75 neue Wohnungen für Teufen
15.01.2019

75 neue Wohnungen für Teufen

Die Teufener Stimmbürger haben am 10. Februar über den Gestaltungsplan «Unteres Gremm» zu befinden. Dieser bildet die Grundlage für das Siegerprojekt eines Architekturwettbewerbs mit Miet- und Eigentumswohnungen. Der Gemeinderat empfiehlt Annahme der Vorlage.

Am 10. Februar findet in Teufen eine Volksabstimmung zum Gestaltungsplan «Unteres Gremm» statt. Für die dort vorgesehene Überbauung mit Miet- und Eigentumswohnungen wurde ein anonymer Architekturwettbewerb mit renommierten Architekturbüros durchgeführt. Das Siegerprojekt von Thomas Schregenberger sieht eine Überbauung mit neun punktförmigen Gebäuden mit 75 Miet- und Eigentumswohnungen sowie eine diagonal über den Hang verlaufende Erschliessungsstrasse vor. Der Architekt orientierte sich dabei am traditionellen Siedlungsmuster der Gemeinde Teufen sowie an einer Einheit von Strasse, Haus und Garten.

Drei Erschliessungsachsen
Die Überbauung, nördlich der Post, östlich der Pension Alpenheim und westlich des Alters- und Pflegeheims Haus Unteres Gremm wird über drei verschiedene Achsen erschlossen. Einerseits über die Gremmstrasse, andererseits über die Krankenhausstrasse sowie − bei Ausführung des Kreisels − von der Post her direkt in die neue Tiefgarage.

Vorgaben durch die Gemeinde
Im Vorfeld zum Architekturwettbewerb definierte die Gemeinde ihre Vorgaben und erarbeitete mit ihrem Raumplaner den entsprechenden Gestaltungsplan. Der Gemeinderat empfiehlt deshalb auch ein Ja zum Gestaltungsplan. Dieser gibt die wesentlichen Fragen wie Erschliessung, Freiräume, Grenzabstände und Höhen sowie zahlreiche andere Details vor. Die Grenzabstände zu den Nachbargebäuden wären dieselben wie bei der Regelbauweise. Bezüglich der Gebäude- und Firsthöhe sind Ausnahmen vorgesehen.
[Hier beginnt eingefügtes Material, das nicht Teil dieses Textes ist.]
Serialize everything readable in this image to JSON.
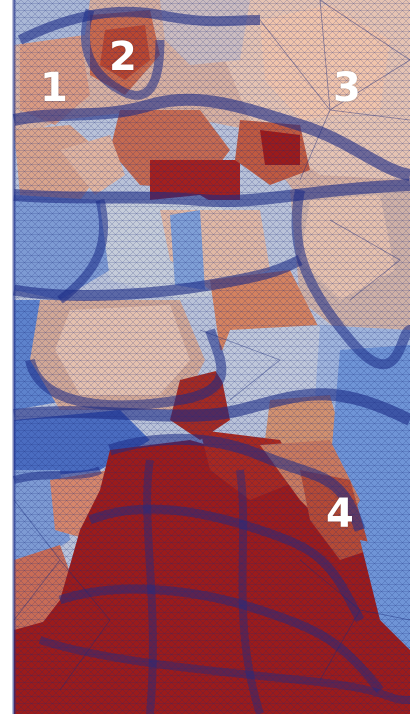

Qualitativ hochstehendes Projekt
Gegen diesen Gestaltungsplan wurde im Herbst das Referendum ergriffen. Ein Komitee kritisiert einzelne Fragen der Architektur sowie die Steigung der Erschliessungsstrasse. Zur Architektur der Überbauung äusserte sich an der heutigen Medienorientierung vor Ort der damalige Jury-Präsident Dani Ménard. Seine Jury hatte das vorliegende Projekt aufgrund der qualitativ hochstehenden Architektur einstimmig zum Sieger gekürt. Er bezeichnete es in vielerlei Hinsicht als «clever, vielversprechend und beeindruckend».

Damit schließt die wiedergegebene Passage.